To Colonel Lewis Nicola
Camp Pennybackers Mill [Pa.] 29th Sepr 1777.
I am favd with yours of the 25th instant from Fort Mifflin.1 Before this reaches you Lt Colo. Smith will have thrown himself into the Fort with two hundred Continental Troops which are all that I could possibly spare. I very much approve of your calling upon Govr Livingston for a Reinforcement of Jersey Militia and I think you had better call in the few Men that are at Billingsport and if there are any Stores there remove them to Fort Mifflin.
By this opportunity I transmit Comodore Hazlewood and Capt. Alexander letters from Congress, desiring them to give every Assistance towards the defence of the Fort and Obstructions in the River; and I inclose you Copy of the General orders of this day by which you will see how successful our Arms have been to the Northward.2 I hope we shall not in the End fall short of them.

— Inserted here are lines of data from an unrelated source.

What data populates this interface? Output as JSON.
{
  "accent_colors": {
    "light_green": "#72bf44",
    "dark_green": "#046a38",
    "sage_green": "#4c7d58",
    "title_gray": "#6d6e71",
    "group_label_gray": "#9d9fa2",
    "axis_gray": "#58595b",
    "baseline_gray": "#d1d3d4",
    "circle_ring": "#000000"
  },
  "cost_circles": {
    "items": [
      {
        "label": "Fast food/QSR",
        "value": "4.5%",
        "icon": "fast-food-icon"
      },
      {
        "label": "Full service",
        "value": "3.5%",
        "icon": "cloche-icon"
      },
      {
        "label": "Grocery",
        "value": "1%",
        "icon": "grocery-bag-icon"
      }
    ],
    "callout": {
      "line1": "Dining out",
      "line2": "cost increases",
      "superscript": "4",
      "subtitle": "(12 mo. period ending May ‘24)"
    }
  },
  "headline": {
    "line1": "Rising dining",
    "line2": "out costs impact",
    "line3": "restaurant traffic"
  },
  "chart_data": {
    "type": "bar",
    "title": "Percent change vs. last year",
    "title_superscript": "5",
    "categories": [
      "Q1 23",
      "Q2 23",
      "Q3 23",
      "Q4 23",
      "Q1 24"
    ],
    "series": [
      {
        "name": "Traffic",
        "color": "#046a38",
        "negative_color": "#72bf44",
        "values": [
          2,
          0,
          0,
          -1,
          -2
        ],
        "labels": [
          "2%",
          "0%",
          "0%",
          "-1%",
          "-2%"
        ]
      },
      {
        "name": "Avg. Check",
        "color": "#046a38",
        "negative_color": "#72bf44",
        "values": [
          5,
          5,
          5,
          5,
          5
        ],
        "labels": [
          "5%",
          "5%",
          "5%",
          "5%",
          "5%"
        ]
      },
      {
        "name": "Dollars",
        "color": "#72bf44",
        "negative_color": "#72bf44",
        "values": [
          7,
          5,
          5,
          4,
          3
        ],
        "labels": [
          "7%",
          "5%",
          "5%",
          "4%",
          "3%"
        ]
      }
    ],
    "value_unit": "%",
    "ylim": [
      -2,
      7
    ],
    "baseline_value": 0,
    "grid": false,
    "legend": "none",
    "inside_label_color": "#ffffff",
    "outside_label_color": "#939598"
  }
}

Capt. Treat mentions that there is no quantity of Musket Cartridges in the Garrison, you should therefore immediately procure loose powder from the Ships, if you have none in the Magazine, and set the Men to making up. I put great dependance upon you a⟨nd⟩ all your Officers exerting yourselves in the defence of a post of so much consequence. You must be sensible that Genl Howe can neither support his Army in Philada if3 he is cut off from a comm⟨u⟩nication with his ships,4 neither can he make good a Retreat should any accident befall him. I am Sir with Wishes for yo⟨ur⟩ Success Yr most obt Sevt.
Df, in Tench Tilghman’s writing, DLC:GW; Varick transcript, DLC:GW.
1. This letter has not been found.
3. At this place on the draft manuscript, Tilghman wrote and then struck out the phrase: “his water communication is cut off by you below, and.”
4. At this place on the draft manuscript, Tilghman wrote and then struck out the phrase: “he can get nothing from land while our Army is upon his Rear.”